The subjects of the poems are as varied as the poets who wrote them. Love, one of the most popular poetic themes, is the theme of William Shakespeare ’s sonnets, William Wordsworth’s Lucy poems, and Edgar Allan Poe ’s elegy to his lost Annabel Lee. There are inspirational poems by William Henley and Rudyard Kipling and poems concerned with death and disillusionment by A. E. Housman and Edward Arlington Robinson. Some poems are deeply personal, such as John Milton’s sonnet on his blindness, while others, including Percy Bysshe Shelley’s “Ozymandias,” are profoundly political. Ralph Waldo Emerson, Henry Wadsworth Longfellow, Alfred Lord Tennyson, and John McCrae are represented by poems on serious patriotic themes, while Edward Lear and Lewis Carroll provide delightful nonsense verse and Samuel Taylor Coleridge and Walter de la Mare flights of fancy that verge on the supernatural. There are poems expressing private yearning from William Butler Yeats and John Masefield and poems that generalize about the human condition from Ella Wheeler Wilcox and Thomas Hardy. Poems from John Keats and Emily Dickinson are meditative and reflective, while poems from Alfred Noyes and Edna St. Vincent Millay relate their stories in straightforward narratives. Some poems, such as those of Matthew Arnold and Robert Frost, are rooted in fundamental human experience, while poems from William Blake and Joyce Kilmer look to divine authority.

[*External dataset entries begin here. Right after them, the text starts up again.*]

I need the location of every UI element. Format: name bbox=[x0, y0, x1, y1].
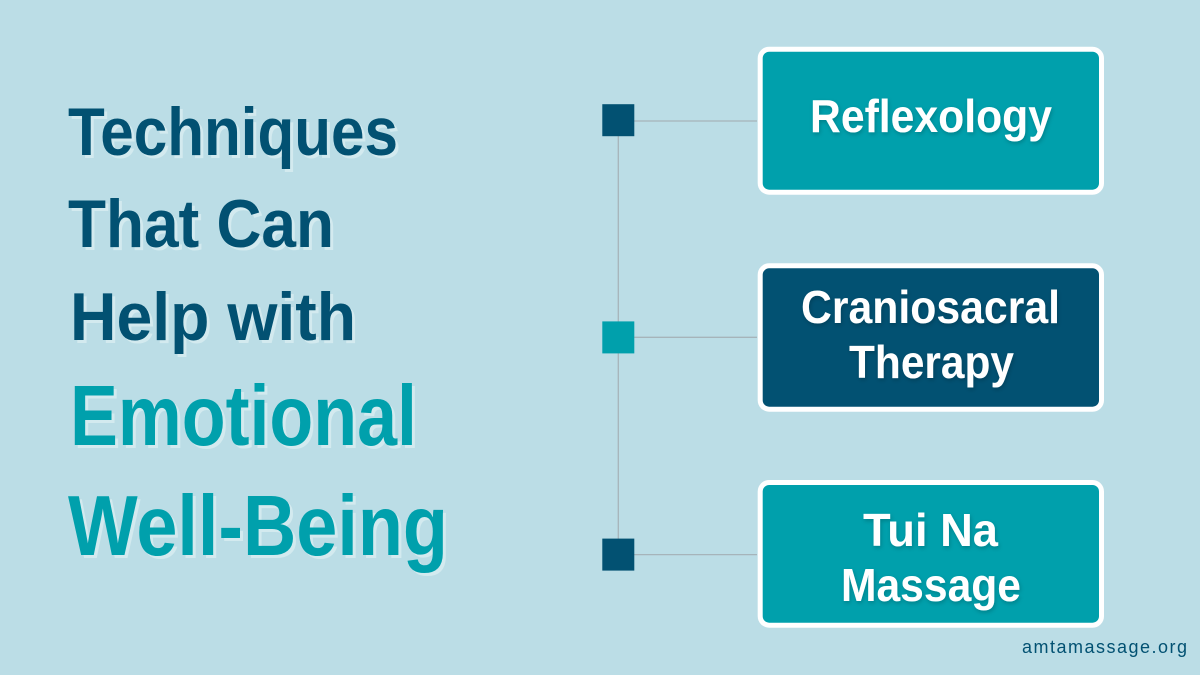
source url: amtamassage.org bbox=[1022, 637, 1187, 657]
title line: Emotional: Emotional bbox=[73, 372, 420, 467]
title line: Help with: Help with bbox=[73, 282, 359, 358]
title line: Techniques: Techniques bbox=[71, 97, 401, 173]
connector lines bbox=[618, 120, 757, 555]
title line: Help with: Help with bbox=[70, 279, 356, 355]
box label bbox=[841, 504, 1021, 611]
box label: Craniosacral bbox=[801, 281, 1060, 333]
box: Craniosacral Therapy bbox=[760, 266, 1102, 409]
title bbox=[68, 94, 451, 577]
title line: Emotional: Emotional bbox=[70, 369, 417, 464]
title line: Techniques: Techniques bbox=[68, 94, 398, 170]
title line: Well-Being: Well-Being bbox=[71, 482, 451, 577]
box label: Reflexology bbox=[810, 90, 1052, 142]
title line: Well-Being: Well-Being bbox=[68, 479, 448, 574]
title line: That Can: That Can bbox=[71, 189, 337, 265]
box label: Tui Na bbox=[863, 504, 998, 556]
marker: craniosacral therapy bbox=[602, 321, 634, 353]
marker: tui na massage bbox=[602, 539, 634, 571]
box label: Massage bbox=[841, 559, 1021, 611]
box: Reflexology bbox=[760, 49, 1102, 192]
marker: reflexology bbox=[602, 104, 634, 136]
title line: That Can: That Can bbox=[68, 186, 334, 262]
box: Tui Na Massage bbox=[760, 482, 1102, 625]
box label: Therapy bbox=[849, 336, 1014, 388]
box label bbox=[801, 281, 1060, 388]
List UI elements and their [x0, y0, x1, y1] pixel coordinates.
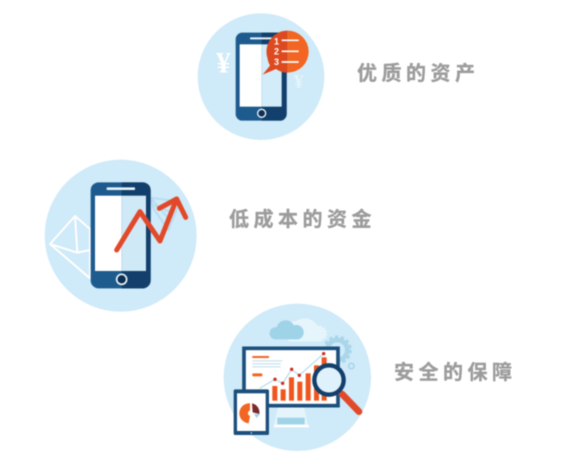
faint paper plane [151, 198, 180, 230]
speech bubble with list: 2 [274, 46, 279, 56]
gears [313, 326, 354, 369]
speech bubble with list: 1 [274, 36, 279, 46]
bar chart [272, 357, 327, 401]
heading: 优质的资产: 优质的资产 [357, 62, 480, 85]
envelope [50, 216, 90, 278]
blue cloud [270, 320, 304, 339]
phone body [91, 182, 151, 288]
icon: phone with rising arrow [45, 160, 197, 312]
background circle [198, 13, 324, 140]
heading: 低成本的资金: 低成本的资金 [229, 207, 376, 231]
phone body [236, 33, 287, 121]
icon: phone with ranked list bubble [198, 13, 324, 140]
speech bubble with list [263, 31, 309, 75]
white cloud [285, 318, 323, 342]
magnifying glass [314, 365, 359, 412]
trend line [260, 352, 325, 388]
monitor [244, 348, 338, 406]
chart text lines [252, 356, 282, 376]
yen symbol left: ¥ [216, 48, 231, 80]
heading: 安全的保障: 安全的保障 [394, 360, 516, 384]
background circle [45, 160, 197, 312]
rising arrow [117, 199, 186, 250]
yen symbol right: ¥ [294, 72, 304, 93]
background circle [224, 304, 371, 451]
monitor stand [274, 407, 309, 427]
tablet with pie chart [234, 389, 269, 435]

Although some of these poems share themes and verse forms, each is a unique work, individualized through the means by which the poet uses metaphor, allusion, symbolism, and rhyme to elaborate its ideas. All suggest a world much greater than can be encompassed within their words, and the way in which they transport the reader to that realm is a large part of the pleasure they offer.